Dr. Meuillet is optimistic because in an earlier study she conducted, thanks in part to two small Arizona Cancer Center pilot research grants, mPGES-1 appeared to be a good drug target and a particular molecule showed promise as an mPGES-1 inhibitor.
“With the preliminary data we have, we have a lead compound that’s not toxic, that shows very good anti-tumor activity and even regression after the treatment,” she said.
Dr. Meuillet will work with several collaborators in a multidisciplinary effort to perform her translational research. She will work with Daniel W. Rosenberg, PhD, professor of medicine and co-director of the Colon Cancer Prevention Program at University of Connecticut, to investigate the role of mPGES-1 in normal and colon cancer animal models. At the University of Arizona, Dr. Meuillet has enlisted the help of a team of pharmacologists and chemists, and will work with Christopher Hulme, PhD, professor of organic and medicinal chemistry in the Department of Pharmacology and Toxicology, and Vijay Gokhale, PhD, assistant research scientist in the Department of Pharmacology and Toxicology, to identify additional novel compounds that can bind to mPGES-1 and inhibit its activity and to synthesize those compounds.

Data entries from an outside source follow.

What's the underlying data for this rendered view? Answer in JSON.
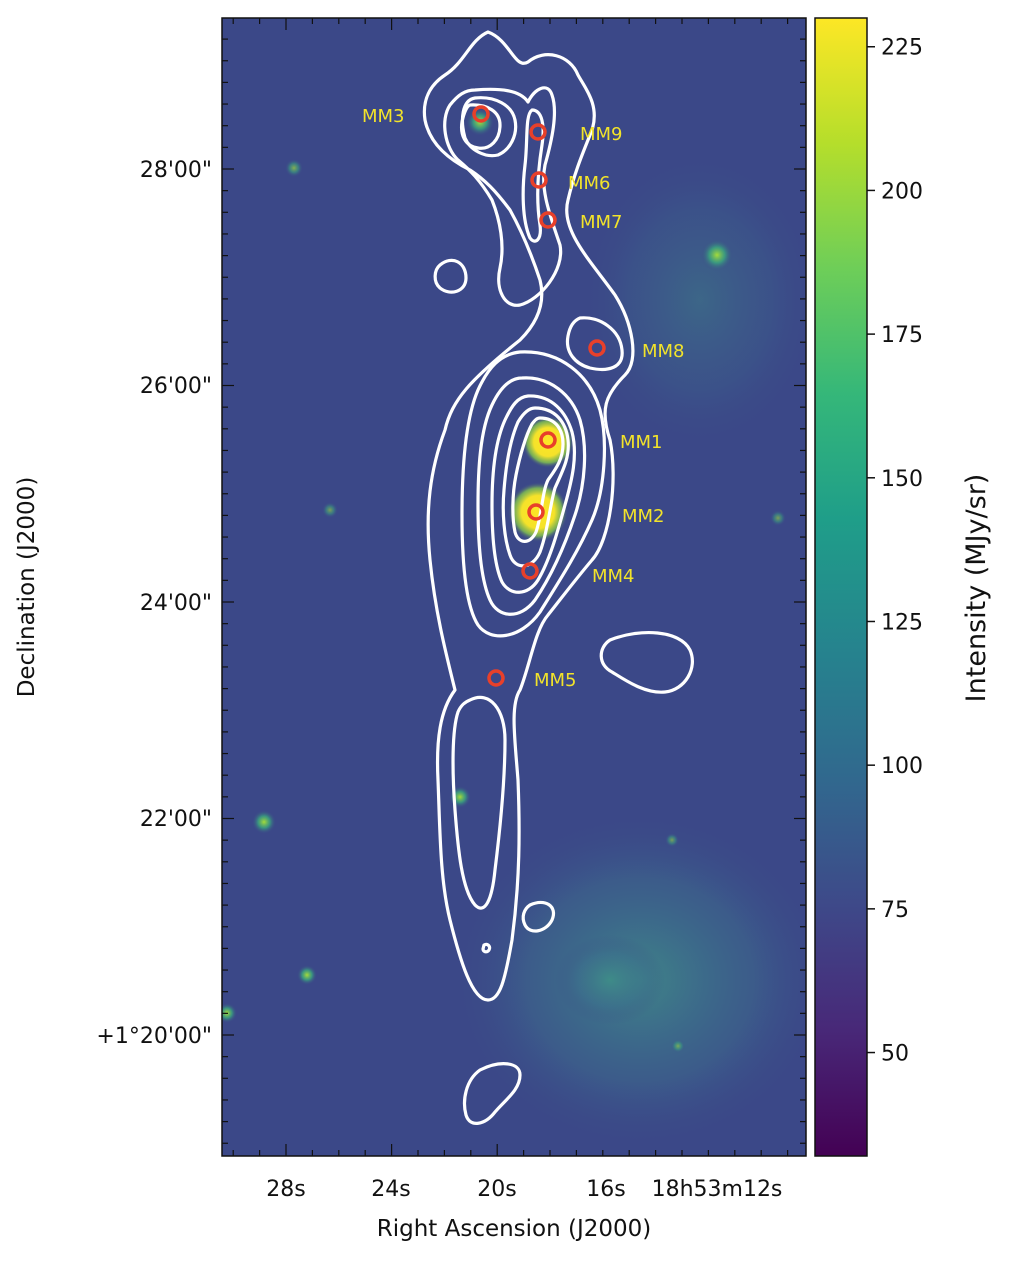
{
  "image": {
    "axes": {
      "xlabel": "Right Ascension (J2000)",
      "ylabel": "Declination (J2000)",
      "x_ticks": [
        "28s",
        "24s",
        "20s",
        "16s",
        "18h53m12s"
      ],
      "y_ticks": [
        "+1°20'00\"",
        "22'00\"",
        "24'00\"",
        "26'00\"",
        "28'00\""
      ]
    },
    "colorbar": {
      "label": "Intensity (MJy/sr)",
      "range": [
        32,
        230
      ],
      "ticks": [
        "50",
        "75",
        "100",
        "125",
        "150",
        "175",
        "200",
        "225"
      ],
      "tick_values": [
        50,
        75,
        100,
        125,
        150,
        175,
        200,
        225
      ],
      "colormap": [
        "#440154",
        "#482878",
        "#3e4989",
        "#31688e",
        "#26828e",
        "#1f9e89",
        "#35b779",
        "#6ece58",
        "#b5de2b",
        "#fde725"
      ]
    },
    "sources": [
      {
        "name": "MM1"
      },
      {
        "name": "MM2"
      },
      {
        "name": "MM3"
      },
      {
        "name": "MM4"
      },
      {
        "name": "MM5"
      },
      {
        "name": "MM6"
      },
      {
        "name": "MM7"
      },
      {
        "name": "MM8"
      },
      {
        "name": "MM9"
      }
    ],
    "colors": {
      "background_field": "#3b4888",
      "contour": "#ffffff",
      "marker": "#e8402a",
      "label": "#f2e32a"
    }
  }
}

Finally, Dr. Meuillet’s laboratory will conduct all in vitro and in vivo testing of these compounds in human colon cancer cells and mouse models of colon carcinogenesis. These novel compounds will be used to better understand the role of the enzyme in the early stage of colon carcinogenesis.
Though this grant funds research focused on colon cancer treatment, the findings may have widespread applications. Because the targeted therapy would inhibit a cellular process, it could potentially reduce inflammation for patients with other inflammation-associated cancers, such as inflammatory breast cancer, pancreatitis (which leads to pancreatic cancer) and chronic obstructive pulmonary disease (which leads to lung cancer), as well as gingivitis, rheumatoid arthritis and atherosclerosis.

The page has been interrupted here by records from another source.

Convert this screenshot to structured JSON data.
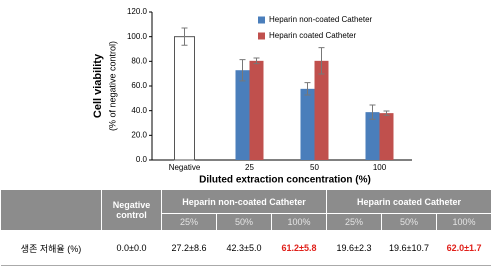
{
  "chart_data": {
    "type": "bar",
    "ylabel": "Cell viability",
    "ysublabel": "(% of negative control)",
    "xlabel": "Diluted extraction concentration (%)",
    "categories": [
      "Negative",
      "25",
      "50",
      "100"
    ],
    "series": [
      {
        "color": "#ffffff",
        "values": [
          100,
          null,
          null,
          null
        ],
        "errors": [
          7,
          null,
          null,
          null
        ]
      },
      {
        "name": "Heparin non-coated Catheter",
        "color": "#4a7ebb",
        "values": [
          null,
          72.8,
          57.7,
          38.8
        ],
        "errors": [
          null,
          8.6,
          5.0,
          5.8
        ]
      },
      {
        "name": "Heparin coated Catheter",
        "color": "#c0504d",
        "values": [
          null,
          80.4,
          80.4,
          38.0
        ],
        "errors": [
          null,
          2.3,
          10.7,
          1.7
        ]
      }
    ],
    "ylim": [
      0,
      120
    ],
    "yticks": [
      {
        "value": 0,
        "label": "0.0"
      },
      {
        "value": 20,
        "label": "20.0"
      },
      {
        "value": 40,
        "label": "40.0"
      },
      {
        "value": 60,
        "label": "60.0"
      },
      {
        "value": 80,
        "label": "80.0"
      },
      {
        "value": 100,
        "label": "100.0"
      },
      {
        "value": 120,
        "label": "120.0"
      }
    ]
  },
  "table": {
    "header": [
      "Negative control",
      "Heparin non-coated Catheter",
      "Heparin coated Catheter"
    ],
    "subheader": [
      "25%",
      "50%",
      "100%",
      "25%",
      "50%",
      "100%"
    ],
    "row": [
      "생존 저해율 (%)",
      "0.0±0.0",
      "27.2±8.6",
      "42.3±5.0",
      "61.2±5.8",
      "19.6±2.3",
      "19.6±10.7",
      "62.0±1.7"
    ]
  }
}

“It’s not only important for colon cancer,” said Dr. Meuillet. “It’s very important in any inflammation-derived cancer and any disease that starts with an inflammation process. These are all areas that need attention.”

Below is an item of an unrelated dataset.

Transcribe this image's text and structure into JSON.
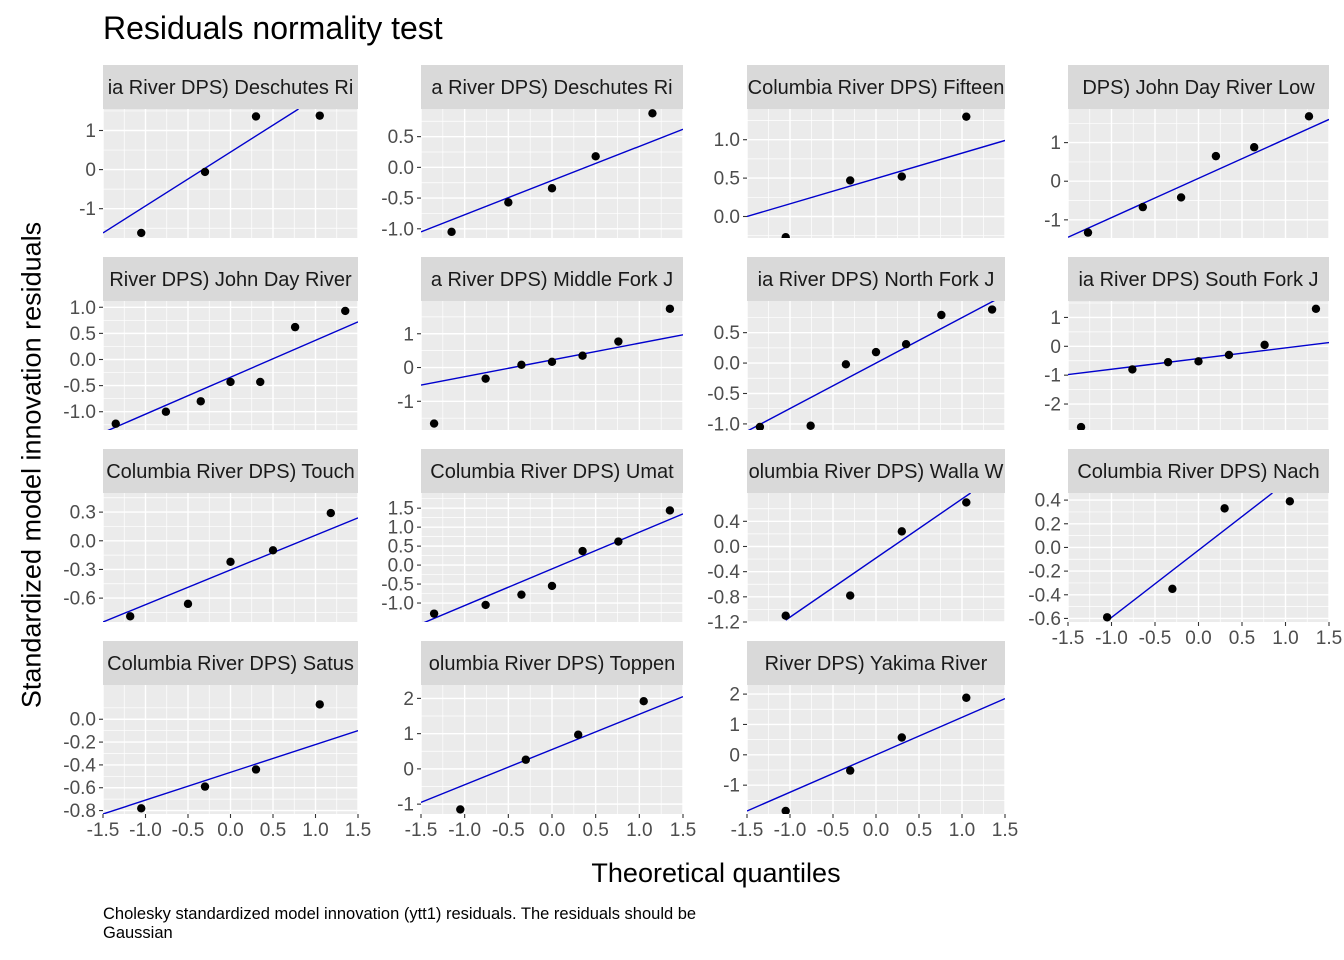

Making slight adjustments to her method would also allow her to investigate potential preventative applications. She’s writing additional grants now to look into ways to prevent inflammatory bowel disease from ever developing into colon cancer and she is working on another gastrointestinal cancer – pancreatic cancer – for which patient outcome remains bleak.
“Dr. Meuillet’s innovative research has the potential to greatly influence future treatment and prevention of cancer,” said David S. Alberts, MD, director of the Arizona Cancer Center.
Dr. Meuillet is excited and nervous about being on the verge of such a potentially powerful discovery. If mPGES-1 is indeed a good drug target, and if the new target therapy works as expected, many patients with many conditions could benefit from her work.
“The impact is huge,” Dr. Meuillet said. “The possibilities are endless.”